LAVENA PONTE TRESA Quando lo incrociavi, magari in sella alla sua bicicletta, tra le vie di Lavena Ponte Tresa il sorriso faceva capolino tra la folta barba bianca. Con gli occhi carichi di energia e un carattere mite e gioviale che non potevano che conquistarti. «Da ieri – sussurrano tra le lacrime nella cittadina rivierasca – anche per questo siamo tutti più soli». Perché don Giorgio Quaglia, parroco di Lavena Ponte Tresa, ha lasciato per sempre la sua comunità.
Se ne è andato nella notte tra lunedì e martedì. Quando un malore, questa l’ipotesi più accreditata in attesa dell’autopsia, lo ha stroncato nel sonno. Dal quale non si è più svegliato. Mancando l’appuntamento del mattino con la preghiera collettiva.
Così i parrocchiani, preoccupati, hanno dato l’allarme. Ma i soccorsi, che per entrare nella casa parrocchiale hanno dovuto sfondare la porta, sono stati inutili. Don Giorgio era disteso nel suo letto. Immobile. Privo di vita. Aveva 67 anni, una vita spesa al servizio degli altri. Specialmente degli ultimi. Perché prima di arrivare a Lavena Ponte Tresa, nel 2000, aveva trascorso 21 anni in Argentina.
Originario di Clivio di Viggiù, era stato ordinato sacerdote il 20 giugno del 1971. E dopo l’esordio come vicario nella parrocchia di Santo Stefano a Fino Mornasco, era volato all’emisfero sud. Come missionario. Periodo di sacrifici e gioie. Nonostante i pericoli. In una storia che amava raccontare. Specialmente per risvegliare le coscienze. «Io ho scelto di fare il missionario – amava ripetere – che era un po’ come fare l’emigrante, ma da solo. Ero nella regione di Santiago del Estero, in Argentina, e avevo una parrocchia estesa per centinaia di chilometri.
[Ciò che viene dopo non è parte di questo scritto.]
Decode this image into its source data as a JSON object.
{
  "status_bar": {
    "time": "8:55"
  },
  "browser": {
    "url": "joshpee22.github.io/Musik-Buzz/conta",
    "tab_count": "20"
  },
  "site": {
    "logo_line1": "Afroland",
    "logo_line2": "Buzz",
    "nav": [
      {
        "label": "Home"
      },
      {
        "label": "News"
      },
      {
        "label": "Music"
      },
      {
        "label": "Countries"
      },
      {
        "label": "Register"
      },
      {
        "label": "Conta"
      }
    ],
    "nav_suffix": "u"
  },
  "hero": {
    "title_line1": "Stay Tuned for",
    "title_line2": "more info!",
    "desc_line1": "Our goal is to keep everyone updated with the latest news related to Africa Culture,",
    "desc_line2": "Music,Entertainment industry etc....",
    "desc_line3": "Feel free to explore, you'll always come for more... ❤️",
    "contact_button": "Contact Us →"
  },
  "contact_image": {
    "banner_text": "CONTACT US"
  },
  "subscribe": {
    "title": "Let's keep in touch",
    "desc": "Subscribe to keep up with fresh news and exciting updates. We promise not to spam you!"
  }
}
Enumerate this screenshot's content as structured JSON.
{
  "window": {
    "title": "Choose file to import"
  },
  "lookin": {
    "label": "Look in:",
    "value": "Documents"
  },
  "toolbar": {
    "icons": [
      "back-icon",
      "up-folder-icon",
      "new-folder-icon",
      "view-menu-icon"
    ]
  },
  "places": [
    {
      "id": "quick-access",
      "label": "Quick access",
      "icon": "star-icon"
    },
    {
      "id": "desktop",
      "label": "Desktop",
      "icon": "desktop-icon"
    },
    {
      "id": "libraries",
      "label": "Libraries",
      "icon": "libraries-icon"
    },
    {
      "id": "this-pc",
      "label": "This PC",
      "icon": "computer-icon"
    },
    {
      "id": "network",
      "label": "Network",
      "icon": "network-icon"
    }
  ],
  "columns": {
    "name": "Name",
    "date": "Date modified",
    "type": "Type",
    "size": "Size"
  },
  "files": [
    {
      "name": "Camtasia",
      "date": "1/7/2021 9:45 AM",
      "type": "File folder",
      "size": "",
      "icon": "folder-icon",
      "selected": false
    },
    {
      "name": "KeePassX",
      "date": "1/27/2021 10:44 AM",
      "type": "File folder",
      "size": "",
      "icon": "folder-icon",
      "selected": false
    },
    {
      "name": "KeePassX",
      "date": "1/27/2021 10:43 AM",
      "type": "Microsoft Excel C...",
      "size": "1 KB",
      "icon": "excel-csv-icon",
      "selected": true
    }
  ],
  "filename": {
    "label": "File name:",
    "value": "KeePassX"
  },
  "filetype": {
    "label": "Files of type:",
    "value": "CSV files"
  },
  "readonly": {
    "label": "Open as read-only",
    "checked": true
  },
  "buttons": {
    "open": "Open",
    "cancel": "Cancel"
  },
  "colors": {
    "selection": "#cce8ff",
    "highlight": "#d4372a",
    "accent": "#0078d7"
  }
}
Nel febbraio del 1979, quando sono arrivato, c’era la dittatura militare: quattro anni di paura, sapendo di essere sempre controllati. Eppure non ci siamo mai tirati indietro e abbiamo ricevuto tantissimo proprio da quelle popolazioni». Dell’Argentina conservava il ricordo, l’amore dei parrocchiani con cui era ancora in contatto. E tante foto. Accanto a quelle che era solito scattare per immortalare gli attimi significativi della “sua” Ponte Tresa.
Sconvolto anche il sindaco Pietro Roncoroni. «Non ci sono parole per esprimere il vuoto che ha lasciato – ha sottolineato commosso mentre seguiva le procedure burocratiche necessarie per gli accertamenti previsti dalla legge sul decesso – Non posso che dirgli ancora una volta grazie per tutto quello che ha fatto per il paese. La sua era una presenza fondamentale per la collettività. E la sua porta era sempre aperta». Ieri, così, è stata una giornata di lacrime e scoramento. Per una scomparsa improvvisa che ha lasciato tutti senza fiato. Solo lunedì sera, infatti, don Giorgio aveva partecipato a una riunione con i parrocchiani per la messa a punto di nuove iniziative compresa quella dell’acquisto di un organo, trovato usato in Germania e pronto per essere consegnato.